Dem Kläger, der von dem Beklagten, der mit Kraftfahrzeugen handelt, Schadenersatz statt der Leistung in Gestalt von Reparaturkosten für von ihm beanstandete Mängel des am 6.6.2008 gekauften Gebrauchtwagens P (Erstzulassung 1999) verlangt, steht ein Schadensersatzanspruch aus §§ 280 Abs. 1 und 3, 281 BGB i.V.m. §§ 433 Abs. 1 Satz 2, 434, 437 Nr. 3 BGB insgesamt nicht zu.
1. Es kann entgegen der Annahme des LG nicht davon ausgegangen werden, dass es sich bei dem gerügten Lagerpfeifen des Getriebes, dem Spiel im rechten Spurstangenkopf, dem Ablösen des Anschlagrings am Auspuff und dem Schiefstand des Lenkrades um Sachmängel zur Zeit der Übergabe (§ 434 Abs. 1 BGB) handelt.
a) Der vom Senat beauftragte Sachverständige Dipl.-Ing. V hat im Rahmen seines im Senatstermins mündlich erstatteten Gutachtens ausgeführt, dass es das Lagerpfeifen des Getriebes, das auf einem erhöhten Spiel der mit der Zeit abgenutzten Zahnflanken der Zahnräder beruht, eine typische Verschleiß-, Abnutzungs- und Alterungserscheinung an einem Getriebe mit der hier in Rede stehenden Laufleistung darstellt.
aa) Gemäß § 434 Abs. 1 Satz 1 BGB ist eine Sache mangelfrei, wenn sie bei Gefahrübergang die vereinbarte Beschaffenheit hat. Nach Satz 2 dieser Bestimmung ist die Sache, soweit ihre Beschaffenheit nicht vereinbart ist, frei von Sachmängeln, wenn sie sich für die nach dem Vertrag vorausgesetzte Verwendung eignet (Nr. 1), sonst, wenn sie sich für die gewöhnliche Verwendung eignet und eine Beschaffenheit aufweist, die bei Sachen der gleichen Art üblich ist und die der Käufer nach der Art der Sache erwarten kann (Nr. 2). Im Streitfall kommt ein Sachmangel nur unter dem zuletzt genannten Gesichtspunkt in Frage; auch dieser greift jedoch nicht ein.
Beim Gebrauchtwagenkauf ist die Frage nach der Grenze der üblichen Beschaffenheit (§ 434 Abs. 1 S. 2 Nr. 2 BGB) nach den Besonderheiten des jeweiligen Einzelfalls zu beantworten.

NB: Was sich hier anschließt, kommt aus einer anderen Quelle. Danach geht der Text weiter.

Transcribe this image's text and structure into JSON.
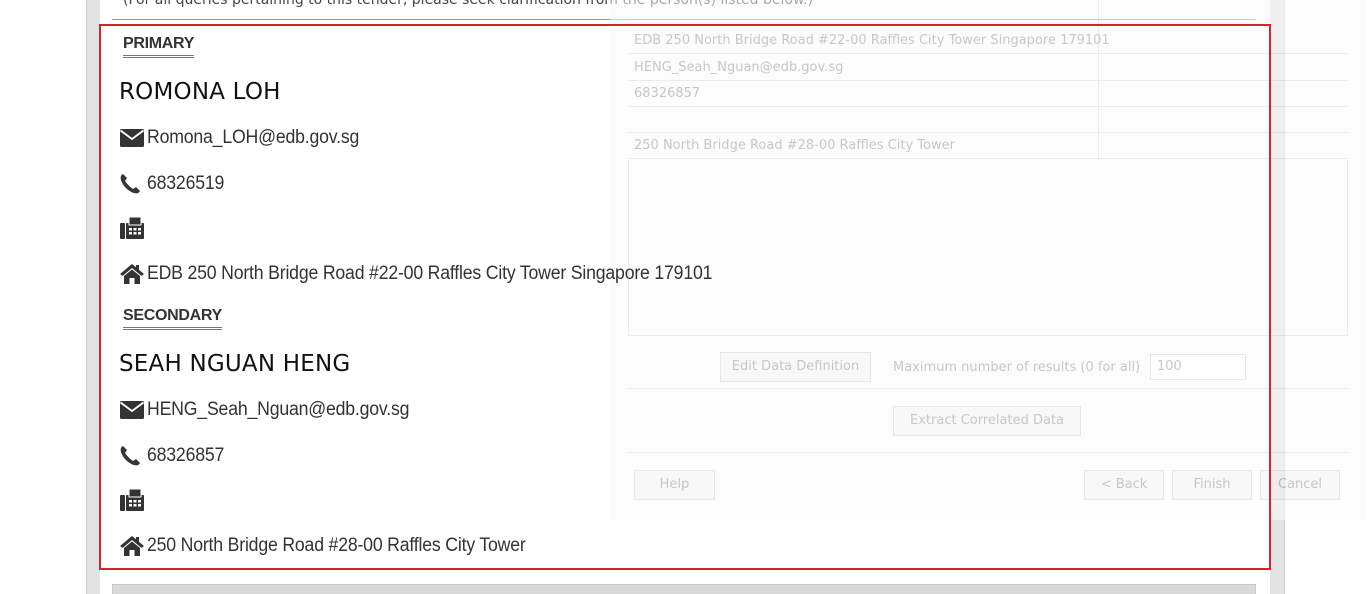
{
  "note_text": "(For all queries pertaining to this tender, please seek clarification from the person(s) listed below.)",
  "colors": {
    "frame": "#d9232a",
    "rule": "#e08a2a"
  },
  "background_dialog": {
    "rows": [
      "EDB 250 North Bridge Road #22-00 Raffles City Tower Singapore 179101",
      "HENG_Seah_Nguan@edb.gov.sg",
      "68326857",
      "",
      "250 North Bridge Road #28-00 Raffles City Tower"
    ],
    "edit_button": "Edit Data Definition",
    "max_results_label": "Maximum number of results (0 for all)",
    "max_results_value": "100",
    "extract_button": "Extract Correlated Data",
    "help_button": "Help",
    "back_button": "< Back",
    "finish_button": "Finish",
    "cancel_button": "Cancel"
  },
  "contacts": {
    "primary": {
      "label": "PRIMARY",
      "name": "ROMONA LOH",
      "email": "Romona_LOH@edb.gov.sg",
      "phone": "68326519",
      "fax": "",
      "address": "EDB 250 North Bridge Road #22-00 Raffles City Tower Singapore 179101"
    },
    "secondary": {
      "label": "SECONDARY",
      "name": "SEAH NGUAN HENG",
      "email": "HENG_Seah_Nguan@edb.gov.sg",
      "phone": "68326857",
      "fax": "",
      "address": "250 North Bridge Road #28-00 Raffles City Tower"
    }
  },
  "icons": {
    "email": "envelope-icon",
    "phone": "phone-icon",
    "fax": "fax-icon",
    "address": "home-icon"
  }
}
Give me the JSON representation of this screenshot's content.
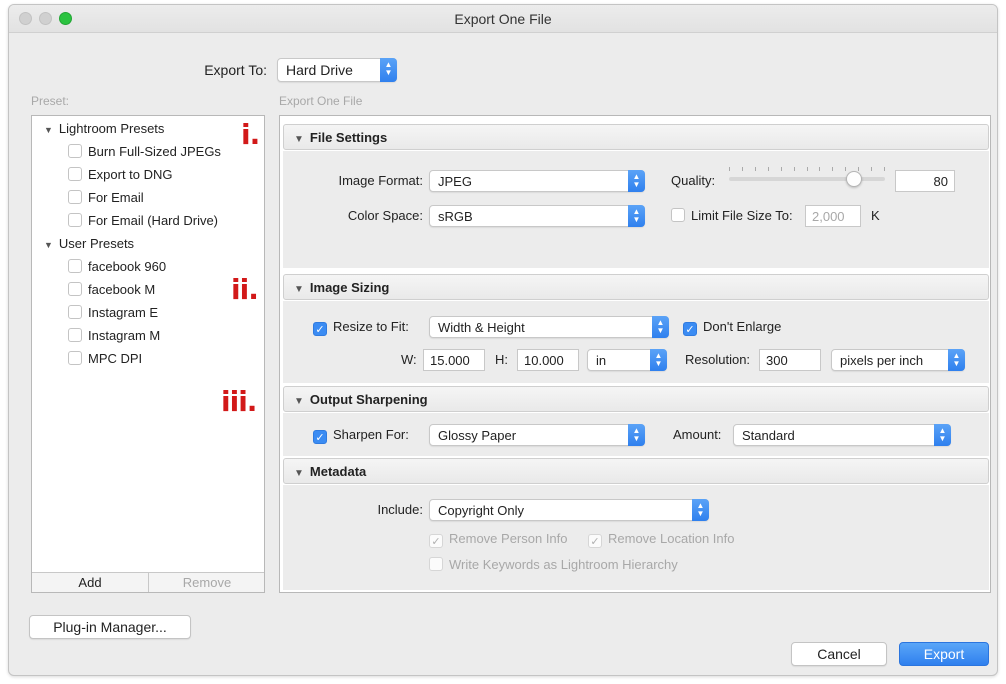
{
  "window": {
    "title": "Export One File"
  },
  "export_to": {
    "label": "Export To:",
    "value": "Hard Drive"
  },
  "preset": {
    "heading": "Preset:",
    "groups": [
      {
        "name": "Lightroom Presets",
        "items": [
          "Burn Full-Sized JPEGs",
          "Export to DNG",
          "For Email",
          "For Email (Hard Drive)"
        ]
      },
      {
        "name": "User Presets",
        "items": [
          "facebook 960",
          "facebook M",
          "Instagram E",
          "Instagram M",
          "MPC DPI"
        ]
      }
    ],
    "add_label": "Add",
    "remove_label": "Remove"
  },
  "main_heading": "Export One File",
  "annotations": [
    "i.",
    "ii.",
    "iii."
  ],
  "file_settings": {
    "title": "File Settings",
    "image_format_label": "Image Format:",
    "image_format": "JPEG",
    "quality_label": "Quality:",
    "quality": "80",
    "quality_fraction": 0.8,
    "color_space_label": "Color Space:",
    "color_space": "sRGB",
    "limit_label": "Limit File Size To:",
    "limit_value": "2,000",
    "limit_unit": "K",
    "limit_checked": false
  },
  "image_sizing": {
    "title": "Image Sizing",
    "resize_label": "Resize to Fit:",
    "resize_checked": true,
    "resize_mode": "Width & Height",
    "dont_enlarge_label": "Don't Enlarge",
    "dont_enlarge_checked": true,
    "w_label": "W:",
    "w_value": "15.000",
    "h_label": "H:",
    "h_value": "10.000",
    "unit": "in",
    "resolution_label": "Resolution:",
    "resolution_value": "300",
    "resolution_unit": "pixels per inch"
  },
  "output_sharpening": {
    "title": "Output Sharpening",
    "sharpen_label": "Sharpen For:",
    "sharpen_checked": true,
    "sharpen_for": "Glossy Paper",
    "amount_label": "Amount:",
    "amount": "Standard"
  },
  "metadata": {
    "title": "Metadata",
    "include_label": "Include:",
    "include_value": "Copyright Only",
    "remove_person_label": "Remove Person Info",
    "remove_location_label": "Remove Location Info",
    "write_keywords_label": "Write Keywords as Lightroom Hierarchy"
  },
  "buttons": {
    "plugin_manager": "Plug-in Manager...",
    "cancel": "Cancel",
    "export": "Export"
  },
  "colors": {
    "accent": "#2f80ee",
    "annotation": "#d21919",
    "zoom_green": "#2bc340"
  }
}
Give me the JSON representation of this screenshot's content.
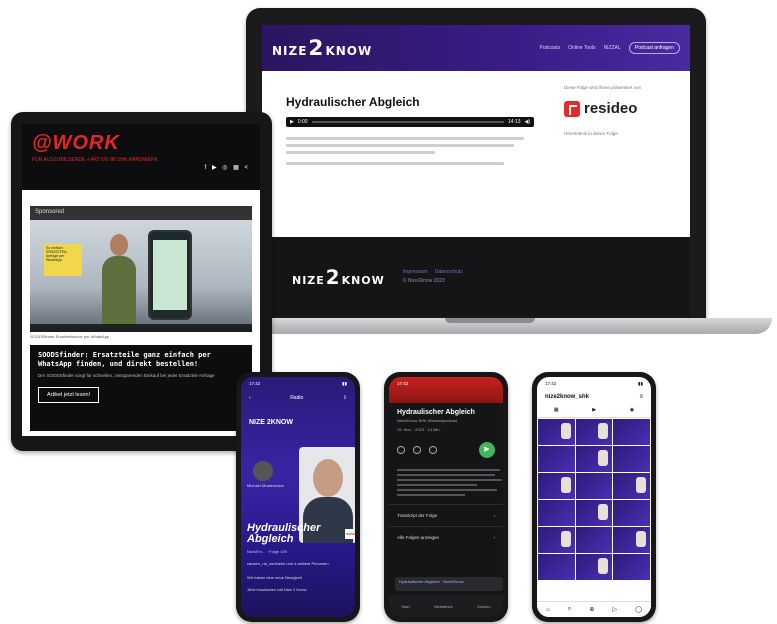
{
  "laptop": {
    "brand": {
      "left": "NIZE",
      "two": "2",
      "right": "KNOW"
    },
    "nav_links": [
      "Podcasts",
      "Online Tools",
      "NIZZAL"
    ],
    "nav_cta": "Podcast anfragen",
    "episode_title": "Hydraulischer Abgleich",
    "player_start": "0:00",
    "player_end": "14:13",
    "sponsor_intro": "Diese Folge wird Ihnen präsentiert von",
    "sponsor_name": "resideo",
    "sponsor_text": "Hörerlebnis in dieser Folge",
    "footer_links": [
      "Impressum",
      "Datenschutz"
    ],
    "footer_copy": "© Nize2know 2023"
  },
  "tablet": {
    "logo": "@WORK",
    "tagline": "FÜR AUSZUBILDENDE + AKTIVE IM SHK-HANDWERK",
    "icons": "f ▶ ◎ ▦ <",
    "sponsored_label": "Sponsored",
    "video_note": "So einfach ERSATZTEIL-Anfrage per WhatsApp",
    "video_caption": "SOODSfinder Ersatzteilsuche per WhatsApp",
    "promo_heading": "SOODSfinder: Ersatzteile ganz einfach per WhatsApp finden, und direkt bestellen!",
    "promo_text": "Der SOODSfinder sorgt für schnellen, zeitsparenden Einkauf bei jeder Ersatzteil-Anfrage",
    "promo_button": "Artikel jetzt lesen!"
  },
  "phone1": {
    "time": "17:42",
    "header": "Radio",
    "brand": "NIZE 2KNOW",
    "host": "Michael Mustermann",
    "title": "Hydraulischer Abgleich",
    "meta": "Nize2Kn... · Folge 139",
    "row1": "carsten_nb_sontheim und 4 weitere Personen",
    "row2": "Wir haben eine neue Neuigkeit",
    "row3": "Jetzt inzwischen hat Nize 2 Know",
    "badge": "resideo"
  },
  "phone2": {
    "time": "17:42",
    "title": "Hydraulischer Abgleich",
    "subtitle": "Nize2Know SHK-Wissenspodcast",
    "date": "15. Nov. · 2023 · 14 Min.",
    "play": "▶",
    "link1": "Transkript der Folge",
    "link2": "Alle Folgen anzeigen",
    "mini_player": "Hydraulischer Abgleich · Nize2Know",
    "tabs": [
      "Start",
      "Mediathek",
      "Suchen"
    ]
  },
  "phone3": {
    "time": "17:42",
    "account": "nize2know_shk",
    "tab_icons": [
      "▦",
      "▶",
      "◉"
    ],
    "nav_icons": [
      "⌂",
      "⌕",
      "⊕",
      "▷",
      "◯"
    ]
  },
  "colors": {
    "accent_purple": "#3b1c86",
    "work_red": "#e32727",
    "resideo_red": "#e62a2a",
    "play_green": "#3fb65c"
  }
}
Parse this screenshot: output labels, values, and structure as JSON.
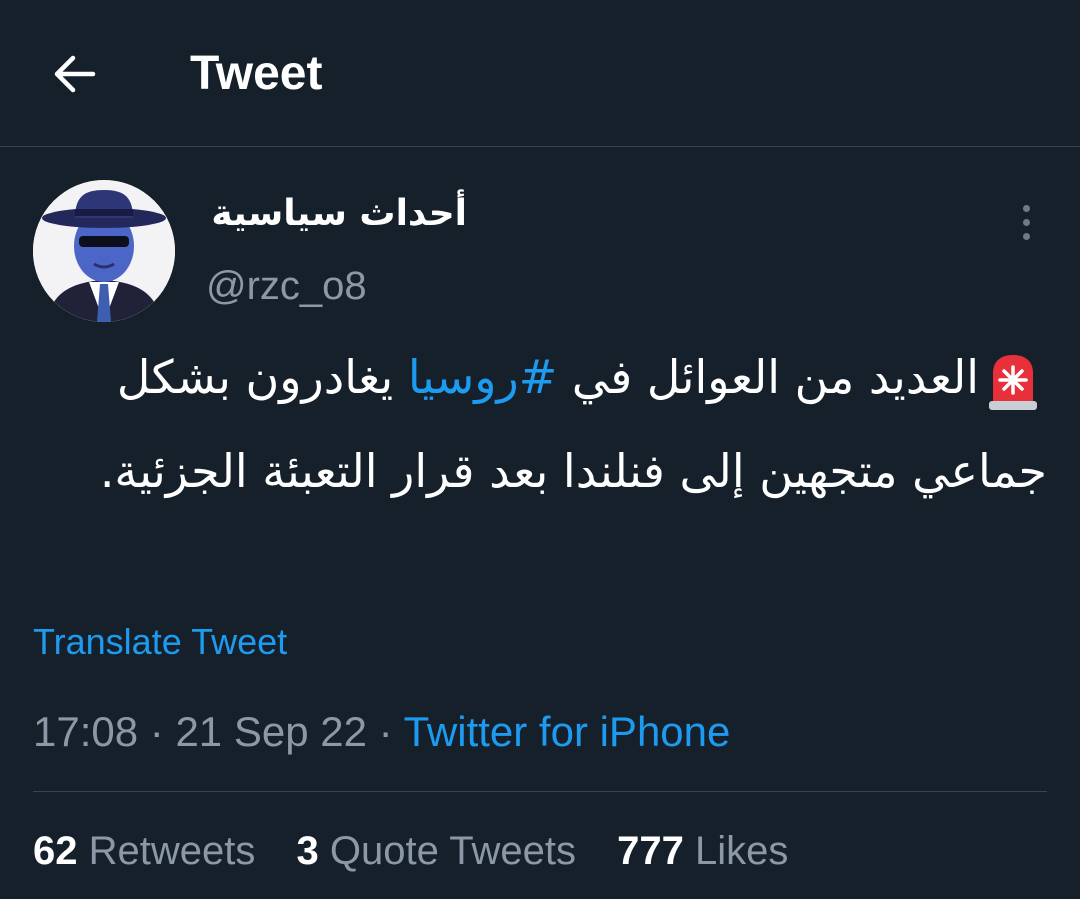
{
  "header": {
    "title": "Tweet",
    "back_icon": "arrow-left-icon"
  },
  "author": {
    "display_name": "أحداث سياسية",
    "handle": "@rzc_o8",
    "avatar_icon": "avatar-spy-hat-icon",
    "more_icon": "more-vertical-icon"
  },
  "tweet": {
    "emoji_icon": "police-siren-icon",
    "text_part1": "العديد من العوائل في ",
    "hashtag": "#روسيا",
    "text_part2": " يغادرون بشكل جماعي متجهين إلى فنلندا بعد قرار التعبئة الجزئية.",
    "translate_label": "Translate Tweet",
    "time": "17:08",
    "date": "21 Sep 22",
    "source": "Twitter for iPhone",
    "separator": "·"
  },
  "stats": {
    "retweets_count": "62",
    "retweets_label": "Retweets",
    "quotes_count": "3",
    "quotes_label": "Quote Tweets",
    "likes_count": "777",
    "likes_label": "Likes"
  },
  "colors": {
    "background": "#15202b",
    "accent": "#1d9bf0",
    "muted": "#8b98a5",
    "divider": "#38444d"
  }
}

Dabei ist davon auszugehen, dass aufgrund des Gebrauchs und des Alterungsprozesses Abnutzungs- und Verschleißerscheinungen unvermeidlich sind. Gehen diese Erscheinungen nicht über das hinaus, was bei einem Fahrzeug des betreffenden Typs angesichts seines Alters und seiner Laufleistung normalerweise zu beobachten ist, so kann von einem Sachmangel nicht gesprochen werden. Normale Verschleiß-, Abnutzungs- und Alterungserscheinungen sind somit aus dem Sachmangelbegriff auszuklammern (BGH, Urt. v. 23.11.2005 - VIII ZR 43/05, NJW 2006, 434, Tz. 19; v. 10.10.2007 - VIII ZR 330/06, NJW 2008, 53, Tz. 19; v. 10.3.2009 - VIII ZR 34/08, NJW 2009, 1588, Tz. 13; OLG Hamm, NJOZ 2008, 152; Reinking/Eggert, Der Autokauf, 10. Aufl., Rz. 1515, m.w.N.).
Mit sofortiger Funktionsuntauglichkeit oder gar Verkehrsunsicherheit braucht der Gebrauchtwagenkäufer allerdings im Allgemeinen nicht zu rechnen. Denn der Verkäufer schuldet die Funktionstüchtigkeit, wenn nichts anderes vereinbart ist, auch beim Verkauf gebrauchter technischer Geräte als Normalbeschaffenheit (BGHZ 128, 307 [310]). Dies führt dazu, dass ein Verschleißgrad, der den normalen Nutzer unter gewöhnlichen Umständen zum Auswechseln des Verschleißteils veranlasst, einen Mangel darstellt, wenn das technische Gerät ohne Austausch - und ohne Hinweis auf die Erneuerungsbedürftigkeit - verkauft wird (zur Nichtauswechselung auswechselungsbedürftiger Verschleißteile als Sachmangel s. OLG Düsseldorf, DAR 2007, 211, 212; OLG Koblenz, NJW 2007, 1828; Reinking/Eggert, a.a.O., Rz. 1515, 1535 f.; Senatsurteil vom 7.3.2002 - 28 U 147/01, n. v. - sog. "Wellentheorie").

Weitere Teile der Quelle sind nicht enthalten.